The benefits of Vaxzevria outweigh its risks in adults of all age groups; however, very rare cases of blood clots with low blood platelets have occurred following vaccination.
To support national authorities making decisions on how to best use the vaccine in their territories, EMA’s human medicines committee (CHMP) has further analysed available data to put the risk of these very rare blood clots in the context of the vaccine’s benefits for different age groups and different rates of infection.
The analysis will inform national decisions on the roll out of the vaccine, taking into account the pandemic situation as it evolves and other factors, such as vaccine availability. The analysis could change as new data become available.
The Committee also considered available data on the use of the second dose.
Known benefits and risk of Vaxzevria
Vaxzevria is effective at preventing hospitalisations, intensive care unit (ICU) admissions and deaths due to COVID-19. The most common side effects are usually mild or moderate and get better within a few days. The most serious side effects are very rare cases of unusual blood clots with low blood platelets, which are estimated to occur in 1 in 100,000 vaccinated people. People should seek medical assistance if they have symptoms.
What data show for age groups and infection rates
The Committee analysed the vaccine’s benefits and the risk of unusual blood clots with low platelets in different age groups in the context of the monthly infection rates: low (55 per 100,000 people), medium (401 per 100,000 people) and high (886 per 100,000 people).
The analysis looked at prevention of hospitalisations, ICU admissions and deaths due to COVID-19, based on different assumptions of vaccine effectiveness to contextualise the occurrence of these unusual blood clots.

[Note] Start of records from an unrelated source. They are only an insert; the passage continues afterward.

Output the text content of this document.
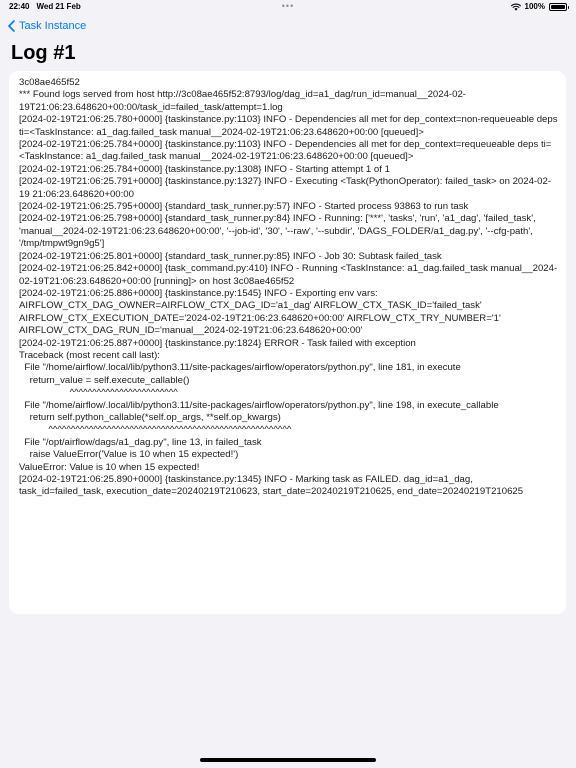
22:40 Wed 21 Feb	•••	100%
Task Instance
Log #1
3c08ae465f52
*** Found logs served from host http://3c08ae465f52:8793/log/dag_id=a1_dag/run_id=manual__2024-02-19T21:06:23.648620+00:00/task_id=failed_task/attempt=1.log
[2024-02-19T21:06:25.780+0000] {taskinstance.py:1103} INFO - Dependencies all met for dep_context=non-requeueable deps ti=<TaskInstance: a1_dag.failed_task manual__2024-02-19T21:06:23.648620+00:00 [queued]>
[2024-02-19T21:06:25.784+0000] {taskinstance.py:1103} INFO - Dependencies all met for dep_context=requeueable deps ti=<TaskInstance: a1_dag.failed_task manual__2024-02-19T21:06:23.648620+00:00 [queued]>
[2024-02-19T21:06:25.784+0000] {taskinstance.py:1308} INFO - Starting attempt 1 of 1
[2024-02-19T21:06:25.791+0000] {taskinstance.py:1327} INFO - Executing <Task(PythonOperator): failed_task> on 2024-02-19 21:06:23.648620+00:00
[2024-02-19T21:06:25.795+0000] {standard_task_runner.py:57} INFO - Started process 93863 to run task
[2024-02-19T21:06:25.798+0000] {standard_task_runner.py:84} INFO - Running: ['***', 'tasks', 'run', 'a1_dag', 'failed_task', 'manual__2024-02-19T21:06:23.648620+00:00', '--job-id', '30', '--raw', '--subdir', 'DAGS_FOLDER/a1_dag.py', '--cfg-path', '/tmp/tmpwt9gn9g5']
[2024-02-19T21:06:25.801+0000] {standard_task_runner.py:85} INFO - Job 30: Subtask failed_task
[2024-02-19T21:06:25.842+0000] {task_command.py:410} INFO - Running <TaskInstance: a1_dag.failed_task manual__2024-02-19T21:06:23.648620+00:00 [running]> on host 3c08ae465f52
[2024-02-19T21:06:25.886+0000] {taskinstance.py:1545} INFO - Exporting env vars: AIRFLOW_CTX_DAG_OWNER=AIRFLOW_CTX_DAG_ID='a1_dag' AIRFLOW_CTX_TASK_ID='failed_task' AIRFLOW_CTX_EXECUTION_DATE='2024-02-19T21:06:23.648620+00:00' AIRFLOW_CTX_TRY_NUMBER='1' AIRFLOW_CTX_DAG_RUN_ID='manual__2024-02-19T21:06:23.648620+00:00'
[2024-02-19T21:06:25.887+0000] {taskinstance.py:1824} ERROR - Task failed with exception
Traceback (most recent call last):
File "/home/airflow/.local/lib/python3.11/site-packages/airflow/operators/python.py", line 181, in execute
return_value = self.execute_callable()
^^^^^^^^^^^^^^^^^^^^^^^^
File "/home/airflow/.local/lib/python3.11/site-packages/airflow/operators/python.py", line 198, in execute_callable
return self.python_callable(*self.op_args, **self.op_kwargs)
^^^^^^^^^^^^^^^^^^^^^^^^^^^^^^^^^^^^^^^^^^^^^^^^^^^^^^
File "/opt/airflow/dags/a1_dag.py", line 13, in failed_task
raise ValueError('Value is 10 when 15 expected!')
ValueError: Value is 10 when 15 expected!
[2024-02-19T21:06:25.890+0000] {taskinstance.py:1345} INFO - Marking task as FAILED. dag_id=a1_dag, task_id=failed_task, execution_date=20240219T210623, start_date=20240219T210625, end_date=20240219T210625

It showed that the benefits of vaccination increase with increasing age and infection rates.
There were insufficient data available from across the EU to provide further context on benefits and risks with regard to sex.
Graphic representations of the findings , assuming an 80% vaccine effectiveness over a period of four months, are available. The CHMP’s assessment report with the full data will be published shortly. The current analysis does not constitute an assessment of the vaccine’s benefit-risk balance, which remains positive for adults in all age groups.
As for all vaccines, Vaxzevria is approved in the EU because its benefits outweigh the risks for an individual potentially exposed to the agent causing disease. However, national authorities later consider other factors when deciding how to best use the vaccines. Because vaccination is a public health intervention, national authorities could also consider the benefits to the population as a whole, as vaccines may protect more people than are vaccinated.
While this analysis may be subject to change as new data become available, it may guide EU Member States when they adjust their vaccination strategies depending on the infection rates and ages of people who still need to be vaccinated.
Second dose of Vaxzevria
The Committee recommended to continue giving a second dose of Vaxzevria between 4 and 12 weeks after giving the first one in line with the product information.
The CHMP considered recommendations to give the second dose of Vaxzevria after a longer interval than the recommended 4-12 weeks, to not give a second dose at all, or to give an mRNA vaccine as a second dose.
However, there has not been enough exposure and follow-up time to determine whether the risk of blood clots with low blood platelets after a second dose will differ from the risk after the first dose. At present there are no or limited data to change current recommendations.
Data sources and uncertainties
The Committee used data from the European Centre for Disease Prevention and Control (ECDC) and EU Member States to determine how many cases of hospitalisation, ICU admissions or deaths would occur in different age groups in areas with high, medium and low infection rates. Using data from observational studies,3, 4 it then determined the number of events the vaccine would prevent.
To calculate the risk of blood clots with low blood platelets, the Committee used data reported to the European database for side effects (Eudravigilance).
As is the case with many population-based analyses, there are some uncertainties. These uncertainties stem from the lack of uniform data across the EU, possible delays in reporting side effects, possible unreported side effects, and limited data from observational studies. As more data become available, the estimates of benefits and risks can be updated.
More information on the data sources and methodology will be available in an assessment report.